White Nationalist group returns to Charlottesville with tiki-torches

Monday, 09 Oct, 2017

The Charlottesville statue of the Confederacy's most famous general has become a flash point for clashes between far-right groups, including the Ku Klux Klan and white nationalists, and counter-protesters often known as "Antifa", an anti-fascist umbrella organization.

Spencer, a white nationalist, uploaded a video to social media showing him and a small group of followers carrying tiki torches to the statue.

Footage of the brief rally was posted online by Richard Spencer, an outspoken leader of the so-called "alt-right" movement.

Charlottesville Mayor Mike Signer characterized the rally as "another despicable visit by Neo-Nazi cowards" in a Twitter post.

"We came, we triggered, we left", Spencer said in a tweet. We've been planning this for a long time. Mr. Spencer then boarded a bus, which was followed by police officers "to ensure that the group was leaving the city", according to the statement. You're not welcome here!

White nationalists bearing torches returned to Charlottesville, Virginia, Saturday night. "Go home!" The city is also looking into all of their legal options.

"You'll have to get used to us", he said, "We're going to come back again and again and again". The first event occurred in May, also at Emancipation Park where they protested the city's plans to remove the Lee statue.
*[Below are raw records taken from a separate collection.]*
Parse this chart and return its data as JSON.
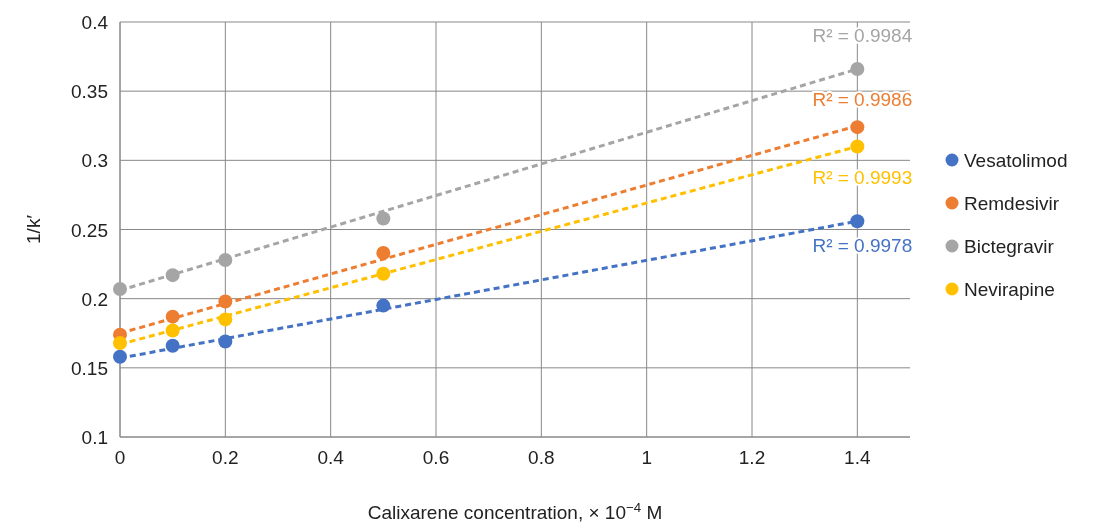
{
  "chart_data": {
    "type": "scatter",
    "xlabel": "Calixarene concentration, × 10$^{−4}$ M",
    "ylabel": "1/k′",
    "xlim": [
      0,
      1.5
    ],
    "xticks": [
      0,
      0.2,
      0.4,
      0.6,
      0.8,
      1,
      1.2,
      1.4
    ],
    "ylim": [
      0.1,
      0.4
    ],
    "yticks": [
      0.1,
      0.15,
      0.2,
      0.25,
      0.3,
      0.35,
      0.4
    ],
    "grid": true,
    "legend": "right",
    "marker": "circle",
    "series": [
      {
        "name": "Vesatolimod",
        "color": "#4472c4",
        "x": [
          0,
          0.1,
          0.2,
          0.5,
          1.4
        ],
        "values": [
          0.158,
          0.166,
          0.169,
          0.195,
          0.256
        ]
      },
      {
        "name": "Remdesivir",
        "color": "#ed7d31",
        "x": [
          0,
          0.1,
          0.2,
          0.5,
          1.4
        ],
        "values": [
          0.174,
          0.187,
          0.198,
          0.233,
          0.324
        ]
      },
      {
        "name": "Bictegravir",
        "color": "#a5a5a5",
        "x": [
          0,
          0.1,
          0.2,
          0.5,
          1.4
        ],
        "values": [
          0.207,
          0.217,
          0.228,
          0.258,
          0.366
        ]
      },
      {
        "name": "Nevirapine",
        "color": "#ffc000",
        "x": [
          0,
          0.1,
          0.2,
          0.5,
          1.4
        ],
        "values": [
          0.168,
          0.177,
          0.185,
          0.218,
          0.31
        ]
      },
      {
        "type": "line",
        "line_style": "dashed",
        "marker": "none",
        "color": "#4472c4",
        "x": [
          0,
          1.4
        ],
        "values": [
          0.157,
          0.256
        ]
      },
      {
        "type": "line",
        "line_style": "dashed",
        "marker": "none",
        "color": "#ed7d31",
        "x": [
          0,
          1.4
        ],
        "values": [
          0.175,
          0.325
        ]
      },
      {
        "type": "line",
        "line_style": "dashed",
        "marker": "none",
        "color": "#a5a5a5",
        "x": [
          0,
          1.4
        ],
        "values": [
          0.206,
          0.366
        ]
      },
      {
        "type": "line",
        "line_style": "dashed",
        "marker": "none",
        "color": "#ffc000",
        "x": [
          0,
          1.4
        ],
        "values": [
          0.167,
          0.31
        ]
      }
    ],
    "annotations": [
      "R² = 0.9978",
      "R² = 0.9986",
      "R² = 0.9984",
      "R² = 0.9993"
    ]
  }
}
Charlottesville was rocked by violence almost two months ago during clashes between white supremacists and counterprotesters. The rally in August, if you recall, drew hundreds of white nationalists, including members of the Ku Klux Klan and neo-Nazi groups. A 32-year-old woman was killed when a auto plowed into counter-protesters, and two police officers died in a helicopter crash.

At UVa, about 30 students and faculty stood outside UVa President Teresa A. Sullivan's residence, Carr's Hill, and chanted "blood is on your hands" and "all black lives matter".